Now for a few gatherings from the continent. M. Chalambel has laid before the Académie at Paris a 'Note on a Modification to be introduced in the Preparation of Butter, which improves its Quality and prolongs its Preservation.' 'If butter,' he observes, 'contained only the fat parts of milk, it would undergo only very slow alterations when in contact with the air; but it retains a certain quantity of caseum , found in the cream, which caseum, by its fermentation, produces butyric-acid, and to which is owing the disagreeable flavour of rancid butter. The usual washing of butter rids it but very imperfectly of this cause of alteration, for the water does not wet the butter, and cannot dissolve the caseum, which has become insoluble under the influence of the acids that develop themselves in the cream. A more complete separation would be obtained if these acids were saturated; the caseum would again be soluble, and consequently the quantity retained in the butter would be almost entirely carried away by the washing-water.'

The remedy proposed is: 'When the cream is in the churn, pour ina little at a time, and keep stirringenough of lime-wash to destroy the acidity entirely. The cream is then to be churned until the butter separates; but before it forms into lumps, the buttermilk is to be poured off, and replaced by cold water, in which the churning is to be continued until the butter is complete, when it is to be taken from the churn and treated as usual. I have,' says M. Chalambel, 'by following this method, obtained butter always better, and which kept longer, than when made in the ordinary way. The buttermilk, deprived of its sharp taste, was drunk with

pleasure by men and animals, and had lost its laxative properties.' By means of lime-wash or lime-water, he has restored butter so 'far gone' that it could only have been recovered by melting; but any alkaline lixivium will answer the same purpose.

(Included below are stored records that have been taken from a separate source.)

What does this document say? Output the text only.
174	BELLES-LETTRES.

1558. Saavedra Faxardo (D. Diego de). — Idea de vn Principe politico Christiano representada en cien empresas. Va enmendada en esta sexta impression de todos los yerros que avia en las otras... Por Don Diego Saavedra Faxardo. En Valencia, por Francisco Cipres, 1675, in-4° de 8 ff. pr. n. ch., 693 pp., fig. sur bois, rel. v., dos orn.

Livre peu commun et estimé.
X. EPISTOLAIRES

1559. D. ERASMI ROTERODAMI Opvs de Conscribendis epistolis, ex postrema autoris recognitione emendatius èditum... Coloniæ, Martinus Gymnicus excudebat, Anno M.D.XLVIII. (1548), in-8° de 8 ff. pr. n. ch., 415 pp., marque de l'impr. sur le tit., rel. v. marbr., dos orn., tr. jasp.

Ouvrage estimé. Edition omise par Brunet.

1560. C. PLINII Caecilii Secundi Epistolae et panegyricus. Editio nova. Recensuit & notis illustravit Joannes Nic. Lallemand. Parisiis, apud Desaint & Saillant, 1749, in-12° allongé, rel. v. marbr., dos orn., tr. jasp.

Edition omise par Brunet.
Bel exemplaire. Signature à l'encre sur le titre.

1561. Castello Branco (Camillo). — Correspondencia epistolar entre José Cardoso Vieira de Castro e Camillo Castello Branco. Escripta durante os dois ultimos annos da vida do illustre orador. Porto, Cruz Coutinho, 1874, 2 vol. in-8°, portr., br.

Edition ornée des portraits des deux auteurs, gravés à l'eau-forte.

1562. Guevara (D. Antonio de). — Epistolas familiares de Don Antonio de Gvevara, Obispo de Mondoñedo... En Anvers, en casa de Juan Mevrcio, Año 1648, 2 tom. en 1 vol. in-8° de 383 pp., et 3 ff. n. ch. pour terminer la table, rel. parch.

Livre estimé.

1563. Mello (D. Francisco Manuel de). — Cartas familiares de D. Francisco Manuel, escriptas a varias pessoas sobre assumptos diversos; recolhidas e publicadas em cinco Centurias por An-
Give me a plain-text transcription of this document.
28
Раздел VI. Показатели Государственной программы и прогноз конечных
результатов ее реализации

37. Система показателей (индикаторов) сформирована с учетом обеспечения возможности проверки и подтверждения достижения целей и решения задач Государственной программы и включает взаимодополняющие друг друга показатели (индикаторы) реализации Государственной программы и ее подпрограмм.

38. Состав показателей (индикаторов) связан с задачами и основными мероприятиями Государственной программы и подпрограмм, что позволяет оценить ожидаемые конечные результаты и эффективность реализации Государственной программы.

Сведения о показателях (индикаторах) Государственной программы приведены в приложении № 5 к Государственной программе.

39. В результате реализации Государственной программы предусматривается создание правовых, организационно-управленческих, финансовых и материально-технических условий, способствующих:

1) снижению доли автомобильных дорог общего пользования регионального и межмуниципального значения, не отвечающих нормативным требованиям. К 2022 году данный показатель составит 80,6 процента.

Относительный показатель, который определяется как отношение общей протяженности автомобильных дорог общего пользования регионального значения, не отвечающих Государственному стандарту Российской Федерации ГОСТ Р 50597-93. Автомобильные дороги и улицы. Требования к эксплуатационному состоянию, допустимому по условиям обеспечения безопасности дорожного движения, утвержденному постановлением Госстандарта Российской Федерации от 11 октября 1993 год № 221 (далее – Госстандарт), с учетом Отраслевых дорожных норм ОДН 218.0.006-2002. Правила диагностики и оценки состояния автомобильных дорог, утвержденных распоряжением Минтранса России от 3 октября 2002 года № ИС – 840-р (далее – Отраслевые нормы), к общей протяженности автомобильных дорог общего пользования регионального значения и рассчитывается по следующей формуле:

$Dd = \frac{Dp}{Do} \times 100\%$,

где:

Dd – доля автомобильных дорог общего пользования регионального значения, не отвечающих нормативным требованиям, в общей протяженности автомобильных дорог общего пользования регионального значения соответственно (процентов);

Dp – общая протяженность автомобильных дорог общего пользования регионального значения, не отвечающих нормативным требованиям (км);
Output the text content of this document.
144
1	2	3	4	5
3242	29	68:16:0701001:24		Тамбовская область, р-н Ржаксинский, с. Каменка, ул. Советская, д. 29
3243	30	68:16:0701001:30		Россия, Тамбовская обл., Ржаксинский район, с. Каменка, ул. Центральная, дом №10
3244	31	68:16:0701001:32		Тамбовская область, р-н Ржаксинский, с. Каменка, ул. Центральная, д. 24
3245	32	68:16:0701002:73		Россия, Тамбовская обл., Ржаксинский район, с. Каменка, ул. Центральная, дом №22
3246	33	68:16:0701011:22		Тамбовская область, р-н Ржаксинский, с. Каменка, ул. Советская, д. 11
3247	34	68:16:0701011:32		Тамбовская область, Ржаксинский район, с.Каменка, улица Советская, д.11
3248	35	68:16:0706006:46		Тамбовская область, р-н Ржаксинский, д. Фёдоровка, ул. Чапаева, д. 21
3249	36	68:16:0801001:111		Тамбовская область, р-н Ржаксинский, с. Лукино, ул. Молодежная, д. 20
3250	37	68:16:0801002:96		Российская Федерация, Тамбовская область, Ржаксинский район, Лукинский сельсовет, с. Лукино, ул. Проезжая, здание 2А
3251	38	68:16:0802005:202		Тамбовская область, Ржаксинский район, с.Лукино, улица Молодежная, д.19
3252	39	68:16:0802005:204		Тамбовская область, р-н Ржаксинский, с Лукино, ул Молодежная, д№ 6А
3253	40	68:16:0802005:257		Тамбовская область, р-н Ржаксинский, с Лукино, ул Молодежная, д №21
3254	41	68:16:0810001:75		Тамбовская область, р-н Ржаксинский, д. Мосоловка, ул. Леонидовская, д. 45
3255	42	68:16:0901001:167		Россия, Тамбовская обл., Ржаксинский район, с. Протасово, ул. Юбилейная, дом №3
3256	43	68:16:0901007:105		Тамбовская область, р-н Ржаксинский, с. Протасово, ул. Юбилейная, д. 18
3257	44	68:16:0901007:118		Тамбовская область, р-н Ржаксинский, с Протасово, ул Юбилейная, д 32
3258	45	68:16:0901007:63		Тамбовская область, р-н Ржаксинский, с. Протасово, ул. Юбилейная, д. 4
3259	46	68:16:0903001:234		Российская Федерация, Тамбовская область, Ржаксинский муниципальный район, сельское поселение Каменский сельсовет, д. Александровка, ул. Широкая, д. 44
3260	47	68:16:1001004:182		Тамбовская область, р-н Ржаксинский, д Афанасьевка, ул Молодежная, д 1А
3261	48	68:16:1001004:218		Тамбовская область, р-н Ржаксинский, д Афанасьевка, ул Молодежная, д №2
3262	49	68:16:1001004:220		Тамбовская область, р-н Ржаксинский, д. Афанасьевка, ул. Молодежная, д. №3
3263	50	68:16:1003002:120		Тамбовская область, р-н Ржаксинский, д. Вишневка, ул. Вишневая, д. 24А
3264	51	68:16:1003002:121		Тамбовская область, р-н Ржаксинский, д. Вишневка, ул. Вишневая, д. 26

I have more than once kept you informed of the inquiry concerning the effects of iodine on the human system, which has so long engaged the attention of several eminent chemists on the continent; and now have to report something further by M. Fourcault, whose communication thereupon to the Académie is entitled, 'On the Absence of Iodine in Water and Alimentary Substances, considered as Cause of Goître and Crétinism, and on the Means of Preventing the Development of these Affections.' He has investigated the subject profoundly and analytically, and concludes that 'the absence or insufficiency of iodine in water and in alimentary substances, is to be considered as the primitive cause, special or sui generis , of goître and Crétinism;' that the existence of the diseases does not depend on the presence more or less of sulphate of lime or magnesia in the animal economy; that 'iodine acts in goître as iron in chlorosisby restoring to the system one of its essential principles;' and that 'the most powerful secondary or auxiliary causes are: a coarse and uniform vegetable regimen; living at the bottom of deep, enclosed valleys; in low and damp houses, into which air and light penetrate with difficulty; the alliance of infected families among themselves; and the want of such employment as would yield a comfortable subsistence and proper development of the physical forces.' In commenting on these statements, Baron Thénard observed that M. Chatain, in the course of his able researches on iodine, had analysed the waters of those Alpine valleys most subject to goître, and found that mineral almost entirely wanting. And it has been proved that sea-salt, containing a minute quantity of ioduret of potassium, acted as a preservative from goître on all the inhabitants of a district who made use of it. The air, too, has been examined as well as the water, and, so far as yet ascertained, the proportion of iodine in the atmosphere is variable, and much greater in amount in some regions than in others. The activity prevailing in this particular branch of inquiry is the more encouraging, as the maladies which it aims at removing are of so peculiarly distressing a nature; and the investigation is one likely to lead also to valuable incidental results.